Philip Jeffries’ line in Fire Walk with Me, “We live inside a dream,” reappeared in the final parts, and it now looks like Lynch and Frost have condemned Coop to existing in a living nightmare. While everyone in the town thinks Dale is perfect, his mistakes tend to be big ones. Is he guilty of arrogance or lack of guile? Hawk (Michael Horse) did warn him, back in season two, crossing into the Black Lodge without perfect courage would annihilate his soul. Turns out Coop is a very flawed hero after all.

Frost and Lynch have been hinting at fractured timelines and alternate dimensions throughout season three. This goes some way to explaining curious continuity errors too deliberate in design to be the product of sloppy directing, two prime examples being Big Ed’s reflection in the Gas Farm window front not matching his actions in the scene, and Norma (Peggy Lipton) correcting her suitor and business partner about her not having any family. In one reality of Twin Peaks, Norma does have a sister named Annie (Heather Graham) and a food critic mother named Vivian (Jane Greer), but not necessarily in another. Frost set the stage for all this time-blurring madness in his 2016 book ‘The Secret History of Twin Peaks’, where Norma’s lineage is totally at odds with the show’s.

It’s time – at long last – to talk about Judy. ‘Judy’ began as a reference to a person in Fire Walk with Me and in 2014’s The Missing Pieces this person is referred to by Jeffries as “Miss Judy”. But Gordon Cole’s revelatory explanation in part 17 turned Judy into a malevolent force of evil, not necessarily a literal person. The scene also, hilariously, features a dick joke. When Albert (Miguel Ferrer) quips that his boss is going soft in his old age, Cole fires back, “Not where it counts, buddy.”
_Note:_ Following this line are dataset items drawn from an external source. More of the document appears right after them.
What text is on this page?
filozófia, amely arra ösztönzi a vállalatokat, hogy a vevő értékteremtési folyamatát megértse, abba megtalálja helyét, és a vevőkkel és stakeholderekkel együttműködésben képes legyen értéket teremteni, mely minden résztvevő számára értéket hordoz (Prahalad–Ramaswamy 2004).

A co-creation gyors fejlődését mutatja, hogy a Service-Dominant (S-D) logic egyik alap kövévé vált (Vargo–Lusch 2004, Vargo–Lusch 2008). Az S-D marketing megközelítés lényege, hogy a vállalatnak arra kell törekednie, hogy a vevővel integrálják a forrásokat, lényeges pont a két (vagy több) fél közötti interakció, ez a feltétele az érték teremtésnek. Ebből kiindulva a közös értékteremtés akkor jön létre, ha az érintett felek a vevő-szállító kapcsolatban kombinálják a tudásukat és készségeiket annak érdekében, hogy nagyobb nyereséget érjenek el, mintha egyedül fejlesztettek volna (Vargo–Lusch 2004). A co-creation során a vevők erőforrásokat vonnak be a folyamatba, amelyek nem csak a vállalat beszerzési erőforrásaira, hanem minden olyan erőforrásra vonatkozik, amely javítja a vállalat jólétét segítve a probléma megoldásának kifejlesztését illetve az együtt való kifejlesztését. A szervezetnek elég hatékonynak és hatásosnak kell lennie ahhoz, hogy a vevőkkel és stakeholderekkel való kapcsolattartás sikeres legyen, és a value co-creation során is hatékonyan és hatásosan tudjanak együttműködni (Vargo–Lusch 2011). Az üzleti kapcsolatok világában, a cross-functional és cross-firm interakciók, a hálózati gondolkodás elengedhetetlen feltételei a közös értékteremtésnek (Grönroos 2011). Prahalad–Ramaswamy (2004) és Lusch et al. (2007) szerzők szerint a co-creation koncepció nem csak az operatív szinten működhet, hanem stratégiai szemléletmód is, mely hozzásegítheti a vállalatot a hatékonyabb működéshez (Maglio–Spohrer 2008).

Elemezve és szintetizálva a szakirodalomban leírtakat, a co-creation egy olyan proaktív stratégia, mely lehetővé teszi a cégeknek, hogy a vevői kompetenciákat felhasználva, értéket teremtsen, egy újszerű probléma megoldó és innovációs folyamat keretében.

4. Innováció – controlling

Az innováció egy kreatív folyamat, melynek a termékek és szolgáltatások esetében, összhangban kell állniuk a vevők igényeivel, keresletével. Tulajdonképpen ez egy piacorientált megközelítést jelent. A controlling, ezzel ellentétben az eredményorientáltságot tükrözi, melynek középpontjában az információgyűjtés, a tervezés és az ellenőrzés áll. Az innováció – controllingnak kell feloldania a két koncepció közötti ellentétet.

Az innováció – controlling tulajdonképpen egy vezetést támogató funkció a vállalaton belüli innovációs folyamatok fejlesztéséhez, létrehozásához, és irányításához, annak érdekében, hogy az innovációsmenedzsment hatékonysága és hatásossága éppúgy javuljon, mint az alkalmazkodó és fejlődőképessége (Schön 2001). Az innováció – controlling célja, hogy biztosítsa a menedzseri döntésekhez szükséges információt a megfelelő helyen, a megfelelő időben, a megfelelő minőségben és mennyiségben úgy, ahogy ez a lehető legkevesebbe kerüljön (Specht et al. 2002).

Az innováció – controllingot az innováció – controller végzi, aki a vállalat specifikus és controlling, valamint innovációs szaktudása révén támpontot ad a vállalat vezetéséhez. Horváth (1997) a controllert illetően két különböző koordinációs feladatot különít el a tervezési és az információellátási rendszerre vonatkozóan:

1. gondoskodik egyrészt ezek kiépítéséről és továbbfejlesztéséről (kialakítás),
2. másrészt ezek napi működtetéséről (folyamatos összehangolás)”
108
The FBI Deputy Director informed Albert and Tammy (Chrysta Bell), Judy was in the “olden times” known as “Jiāo dāi”, which is Mandarin for “to explain”. Contained within this bit of retconned mythology from the spin-off prequel is a coded message from Lynch to the fans. Jiāo dāi in Twin Peaks is a supreme negative force and the ultimate negative force (for Lynch) is explanation.

Mystery is a beautiful thing. If all has been explained, it takes away the pleasures of thought and imagination, stripping away multiple meanings and readings into one definitive concern. It’s no fun and even anti-intellectual. Lynch wants us to actively engage with his work and daydream about it. Keep the mystery alive, let it be, be in awe of the unknown and the unknowable. In a world of directors constantly talking about making films “for the fans”, Lynch and Frost have done the exact opposite. They love Peakies – as the fan base is affectionately known – but the pair’s creativity is not in thrall to them, and they’re certainly not interested in cheap fan service. Lynch and Frost threw us more than a few bones along the way, but it was always on their terms.

Twin Peaks season three is surely Lynch’s magnum opus. It feels like a summary statement of everything the director has achieved. From his inspirations – the Holy Vedas (Hindu texts), animation, abstract expressionism, 1950s Americana, pop music, surrealism, transcendental meditation and even quantum physics – Lynch has revealed that Twin Peaks exists and operates like a dream, where forms, physicality and physical spaces are constantly in doubt, appear in disguise and can be presented in multiple versions. Season three was never going to end conventionally. Was anyone really expecting to see Coop sitting in the Double R, munching cherry pie and shooting the breeze with all our favourite locals? That’s simply not Lynch’s style, and we wouldn’t have it any other way.